I do not know how this comes to to the Minister from the worker or trade union side but I do know what the employers are saying about it and the effect it has by the time it comes to Thursday or Friday when the workers realise the amount of tax they are paying. This is a great disincentive. There is even a greater disincentive and there has been for some considerable time, to that section of our community who seek to provide homes for themselves. I would ask the Minister for Finance how much money he could expect to put aside to put a deposit on a house if his tax starts after £7 per week? It is no wonder that so many in our city spend their money rather than save it.

I would have expected the Minister, if he was not prepared to do anything about the earned income level at least to enable young people to invest money in building societies or in a home by giving them direct tax relief on such saving.

Another area that the Minister has not touched on, although he may say that it pertains to the Minister for Justice, is that of ground rents. I would have expected from a very radical administration a new approach to the unjust system of creating new ground rents which amount to rack rents and which are making fortunes for developers. There is no mention either in the Minister's statement of any plans by the Government to deal with the escalating cost of land values, again to the exploitation of young people who need homes.

There is no mention here of any curb on speculation which has made a small number of people wealthy in recent years. The Government who were in office appointed a commission to deal with these matters. This commission have now reported and I should like to know if the Minister intends to do something about land valuation and the implementation of the views of the commission on this matter.

On the rates side there is no real relief for householders of limited means who do not qualify for rates relief. The previous administration put forward a proposal to wipe out rates on living accommodation. Perhaps this proposal was a bit broad but at least it would have provided some measure of relief for many retired people. Some of them, during the last twelve months, had to borrow to pay their rates. Otherwise they would have had to sell out and look for alternative accommodation.

I do not see any proposal in the budget to relieve the plight of the " deprived house owners ". This may come under the Minister for Justice but it should be borne in mind that there is a section of society who did not put their money into land speculation or into stocks and shares. These people put their money into houses which are now rent-controlled. If the Minister would like an example of the misfortune which comes to people who save during their working lives to provide for themselves in old age I can give him one. I know of a couple who, before we ran into our inflationary cycle 15 or 20 years ago, bought three houses which they let. The total amount of the rent which they receive is £624 per year and this is the amount this couple are expected to live on. These three houses are rent-controlled. The value of them has been put at £25,000, but the couple cannot sell them and they can not increase the rent.

I do not want in any way to be a harbinger of gloom but at present a £40 million deficit cannot be good. One has to ask oneself what credibility does a Government or a country have which budgets for a deficit of this nature and puts £40 million on the future, on the "never-never". Together with the £40 million there is the necessary increased capital budget but what everyone must have regard to is the inflationary effect of such a large amount of money being poured into the economy. I hope the Minister has had regard to the effect that inflation caused by this budget may have on the cost of goods and therefore on the ability of the Irish export industry to hold and increase markets.

I am afraid the picture is a rather depressing one for an economy that was prosperous and expanding.
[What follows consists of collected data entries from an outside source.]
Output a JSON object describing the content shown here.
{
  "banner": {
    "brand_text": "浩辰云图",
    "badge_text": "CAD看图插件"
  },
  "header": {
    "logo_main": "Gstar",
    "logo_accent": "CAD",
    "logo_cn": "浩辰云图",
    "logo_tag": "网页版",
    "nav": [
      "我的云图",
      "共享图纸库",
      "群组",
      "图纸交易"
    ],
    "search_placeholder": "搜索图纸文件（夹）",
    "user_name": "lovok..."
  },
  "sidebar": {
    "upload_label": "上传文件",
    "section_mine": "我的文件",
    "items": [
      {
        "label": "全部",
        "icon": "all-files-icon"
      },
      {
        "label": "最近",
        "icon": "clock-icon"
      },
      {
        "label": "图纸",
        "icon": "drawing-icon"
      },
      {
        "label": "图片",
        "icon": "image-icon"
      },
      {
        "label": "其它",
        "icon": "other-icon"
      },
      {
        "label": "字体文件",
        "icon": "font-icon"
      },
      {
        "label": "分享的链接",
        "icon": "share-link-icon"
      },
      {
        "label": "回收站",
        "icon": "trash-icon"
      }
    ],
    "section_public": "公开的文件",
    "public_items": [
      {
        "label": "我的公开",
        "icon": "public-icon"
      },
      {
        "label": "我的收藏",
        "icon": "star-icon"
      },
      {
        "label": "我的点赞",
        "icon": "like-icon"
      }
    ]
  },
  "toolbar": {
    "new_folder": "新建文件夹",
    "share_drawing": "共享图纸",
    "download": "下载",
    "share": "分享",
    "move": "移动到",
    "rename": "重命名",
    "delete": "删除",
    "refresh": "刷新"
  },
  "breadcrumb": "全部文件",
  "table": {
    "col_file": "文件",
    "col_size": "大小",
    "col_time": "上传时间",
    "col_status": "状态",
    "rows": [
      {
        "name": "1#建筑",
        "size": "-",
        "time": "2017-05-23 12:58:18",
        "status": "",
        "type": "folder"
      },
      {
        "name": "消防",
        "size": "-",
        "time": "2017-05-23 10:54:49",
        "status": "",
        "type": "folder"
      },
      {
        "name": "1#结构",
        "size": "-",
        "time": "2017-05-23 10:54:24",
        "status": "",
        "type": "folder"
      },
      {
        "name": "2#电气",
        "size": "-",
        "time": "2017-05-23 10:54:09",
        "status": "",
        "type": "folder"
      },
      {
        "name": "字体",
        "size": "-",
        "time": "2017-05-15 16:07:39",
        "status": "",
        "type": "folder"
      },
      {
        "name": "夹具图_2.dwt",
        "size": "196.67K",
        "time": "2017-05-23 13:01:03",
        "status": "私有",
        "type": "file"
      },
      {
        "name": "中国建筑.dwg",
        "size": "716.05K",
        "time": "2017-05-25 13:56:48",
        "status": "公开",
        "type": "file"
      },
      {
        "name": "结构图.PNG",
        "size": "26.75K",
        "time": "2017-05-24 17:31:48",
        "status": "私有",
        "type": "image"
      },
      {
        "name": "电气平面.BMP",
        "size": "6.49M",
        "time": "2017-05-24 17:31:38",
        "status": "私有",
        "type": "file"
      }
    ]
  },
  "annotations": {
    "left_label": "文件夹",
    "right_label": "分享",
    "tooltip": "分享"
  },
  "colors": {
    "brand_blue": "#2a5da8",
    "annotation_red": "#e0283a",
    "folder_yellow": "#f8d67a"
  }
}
I hope the Minister will have regard to and will take responsibility for the effects of some of the price increases on, for instance, the hoped-for improvement in the tourist industry to which he referred.

Finally, I would refer to the increases in Post Office charges and, again, this is merely part of the picture. I agree that the previous Administration increased these charges but I feel that here again we have one of those increases which, along with the other items in the budget, tend to create a situation in which we may find ourselves in another wage spiral. I hope we do not because the expansion of the economy is far more important than the fortunes of any political party. I would hope that the effect of some of these increases will not be to upset our economy because we all have, over and above party political issues, an interest in the progress and future of this country.

The first thing we have to look at broadly in relation to this budget is what was it that had to be done, what was the desideratum that had to be achieved, the most pressing item which could not be neglected. I would say that the first thing which anybody would have to admit is that attention to the social welfare recipients was the item that had to be considered first. and I would use only one set of figures to prove conclusively that that is so. The cost of living in this country over three years has increased on average cumulatively by 9 per cent and when one applies the increase cumulatively, one finds that the cost of living over these years has increased by between 32 and 33 per cent. In the light of that, those on fixed incomes, as well as social welfare recipients, are the people who were really hurt. Those who were in employment covered by national wage agreements did receive increases over the period commensurate with the increase in the cost of living and they got certain other allowances to compensate them for the completely unprecedented increase in the cost of living. The social welfare recipients had been waiting each time until October or August to get the miserly and meagre increases afforded to them and by the time they got them, the galloping inflation had eroded what they were to receive so much that on the first day they received it they were probably worse off than the day they heard about it.

I want to take the Leader of the Opposition severely to task for his blatant statement this morning that if they had stayed in Government, on 1st April, there would have been increases to meet this dreadful situation for the social welfare recipients. I have been privileged to be a member of a Cabinet for eight short weeks and I know the pressures exerted and the efforts made, and the very earliest date on which it was possible to make the changes, because of the administrative matters that had to be attended to, was 1st July. That is what decided the Government in relation to when these recipients would receive their money. It was not a question of how much it would cost in this financial year but of when the administrative difficulties could be set aside and it was physically possible for these people to receive their increases. When I find somebody who served as Minister for Finance, as Minister for Industry and Commerce and Taoiseach standing up here and telling the House what was nothing but a deliberate political untruth, I find myself horrified but not surprised by where I find myself and him.

He could not have done it on 1st April. That is an untruth and let the people know that the Leader of the Opposition is prepared to come in here and tell the House and the nation that he could have increased social welfare benefits on 1st April when the best he ever did for some of them was 1st August. The usual time was 1st October and if the administrative difficulties could have been ironed out, we would have done it from this moment of time or from last night but the best we could do was 1st July, and that we did and for it we shall be thanked. It is highly important, when reflecting on our social welfare increases, that there will be only the short six weeks during which any continuing inflation that may occur will erode these benefits. There will be only six weeks for that to happen rather than the long period of hot summer until 1st October. The people getting our increases will get real increases and it is just not true to say—it is easy for somebody in Opposition to say it but not so upright for somebody who has been so long in Government to say it—that he can do something on 1st April which I know perfectly well could not be done.

The Taoiseach has instanced the number of people who will benefit from these increases. It is the staggering number of 700,000 in our small population. That was the limiting feature in relation to whatever increases we could give, that the demands and the needs were such and the position of these unfortunate people was such that all along the line there had to be increases, whether in the nature of social welfare increases or, perhaps, increased children's allowances or the extension so well received of the children's allowance being paid up to 18 years in the case of children still at school or not earning. These were the things that limited us, but even within our limitations we did well. It is an honest budget, a fair budget, a budget in line with OECD recommendations, a budget which met first the first demands, the demands of the people who had been left behind by the previous Government.

Progress reported: Committee to sit again.